Quenching of jets tagged with $W$ bosons in high-energy nuclear collisions

TL;DR

This paper presents the first detailed theoretical calculations of W+jet production in lead-lead collisions at the LHC, analyzing medium effects on various observables related to jet quenching.

Contribution

It combines NLO matrix element calculations with parton shower resummation and medium response modeling to predict nuclear modifications of W+jet observables in heavy-ion collisions.

Findings

Predicted significant medium modifications in Pb+Pb collisions

Provided detailed predictions for seven key observables

Highlighted the distinct nuclear effects on jet and W boson correlations

Abstract

We carry out the first detailed calculations of jet production associated with $W$ gauge bosons in Pb+Pb collisions at the Large Hadron Collider (LHC).
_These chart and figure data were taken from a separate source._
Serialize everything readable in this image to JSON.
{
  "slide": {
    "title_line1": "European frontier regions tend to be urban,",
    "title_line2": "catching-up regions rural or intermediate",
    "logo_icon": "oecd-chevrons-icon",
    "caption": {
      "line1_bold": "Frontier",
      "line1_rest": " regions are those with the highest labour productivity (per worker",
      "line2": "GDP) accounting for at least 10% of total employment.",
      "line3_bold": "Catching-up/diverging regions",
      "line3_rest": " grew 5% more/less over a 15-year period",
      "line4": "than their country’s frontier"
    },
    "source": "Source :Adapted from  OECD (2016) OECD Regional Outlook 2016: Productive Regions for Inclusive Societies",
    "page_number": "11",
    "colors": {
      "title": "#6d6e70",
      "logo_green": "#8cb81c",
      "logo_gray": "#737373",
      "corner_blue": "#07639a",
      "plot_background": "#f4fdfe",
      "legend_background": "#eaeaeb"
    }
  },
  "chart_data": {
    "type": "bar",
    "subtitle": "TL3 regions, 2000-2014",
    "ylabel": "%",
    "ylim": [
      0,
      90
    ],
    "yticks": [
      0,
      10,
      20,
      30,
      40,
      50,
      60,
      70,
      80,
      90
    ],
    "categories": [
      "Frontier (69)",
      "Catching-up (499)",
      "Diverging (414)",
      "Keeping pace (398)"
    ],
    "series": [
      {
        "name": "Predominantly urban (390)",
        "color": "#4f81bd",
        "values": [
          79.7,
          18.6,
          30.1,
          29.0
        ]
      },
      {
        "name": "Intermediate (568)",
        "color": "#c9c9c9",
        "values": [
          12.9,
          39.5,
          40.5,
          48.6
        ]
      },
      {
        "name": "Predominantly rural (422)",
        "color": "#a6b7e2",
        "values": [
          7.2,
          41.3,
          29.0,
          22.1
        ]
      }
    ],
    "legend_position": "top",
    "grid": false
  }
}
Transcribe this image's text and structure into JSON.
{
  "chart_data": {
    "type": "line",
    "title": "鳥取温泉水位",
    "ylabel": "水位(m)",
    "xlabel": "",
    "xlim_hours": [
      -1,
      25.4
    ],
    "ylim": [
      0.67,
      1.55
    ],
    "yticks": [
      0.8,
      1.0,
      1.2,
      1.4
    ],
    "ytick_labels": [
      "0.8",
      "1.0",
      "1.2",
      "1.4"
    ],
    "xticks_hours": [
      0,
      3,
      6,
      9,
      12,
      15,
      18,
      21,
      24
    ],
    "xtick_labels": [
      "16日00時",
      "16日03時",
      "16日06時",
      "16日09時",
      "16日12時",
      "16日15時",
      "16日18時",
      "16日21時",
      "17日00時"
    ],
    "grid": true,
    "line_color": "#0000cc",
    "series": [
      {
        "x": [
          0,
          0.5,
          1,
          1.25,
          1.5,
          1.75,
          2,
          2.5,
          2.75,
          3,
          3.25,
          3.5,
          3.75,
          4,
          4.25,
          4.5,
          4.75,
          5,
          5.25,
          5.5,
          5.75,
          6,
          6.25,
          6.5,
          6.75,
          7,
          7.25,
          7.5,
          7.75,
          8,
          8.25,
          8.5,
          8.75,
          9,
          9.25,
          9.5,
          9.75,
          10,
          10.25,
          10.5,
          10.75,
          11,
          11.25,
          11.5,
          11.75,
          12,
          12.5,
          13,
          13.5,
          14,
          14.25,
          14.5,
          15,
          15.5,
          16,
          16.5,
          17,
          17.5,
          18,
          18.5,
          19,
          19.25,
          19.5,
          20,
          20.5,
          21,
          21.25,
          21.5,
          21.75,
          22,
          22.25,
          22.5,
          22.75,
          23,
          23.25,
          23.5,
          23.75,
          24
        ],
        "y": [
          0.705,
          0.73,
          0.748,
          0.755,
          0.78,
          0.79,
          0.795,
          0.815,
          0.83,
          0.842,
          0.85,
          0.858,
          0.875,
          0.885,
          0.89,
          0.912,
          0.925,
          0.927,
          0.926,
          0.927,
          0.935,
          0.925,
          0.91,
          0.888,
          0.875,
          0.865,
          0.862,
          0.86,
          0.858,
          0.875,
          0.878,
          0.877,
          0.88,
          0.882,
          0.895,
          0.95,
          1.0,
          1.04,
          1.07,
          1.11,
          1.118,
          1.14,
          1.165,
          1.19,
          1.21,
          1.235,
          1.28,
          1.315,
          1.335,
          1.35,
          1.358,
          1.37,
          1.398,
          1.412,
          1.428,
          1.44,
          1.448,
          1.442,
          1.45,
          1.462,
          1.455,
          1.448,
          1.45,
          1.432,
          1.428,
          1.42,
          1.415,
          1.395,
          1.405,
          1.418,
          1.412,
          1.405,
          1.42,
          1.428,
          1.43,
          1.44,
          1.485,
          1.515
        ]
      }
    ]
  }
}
In our calculations, the production of $W$+jet in p+p collisions as a reference is obtained by Sherpa, which performs next-to-leading-order matrix element calculations matched to the resummation of parton shower simulations, while jet propagation and medium response in the quark-gluon plasma are simulated with the Linear Boltzmann Transport (LBT) model. We provide numerical predictions on seven observables of $W$+jet production with jet quenching in Pb+Pb collisions: the medium modification factor for the tagged jet cross sections $I_{AA}$, the distribution in invariant mass between the two leading jets in $N_{jets}\ge 2$ events $m_{jj}$, the missing $p_T$ or the vector sum of the lepton and jet transverse momentum $|\vec{p}_T^{Miss}|$, the summed scalar $p_T$ of all the jets in an event $S_T$, transverse momentum imbalance $x_{jW}$, average number of jets per $W$ boson $R_{jW}$, and azimuthal angle between the $W$ boson and jets $\Delta \phi_{jW}$. The distinct nuclear modifications of these seven observables in Pb+Pb relative to that in p+p collisions are presented with detailed discussions.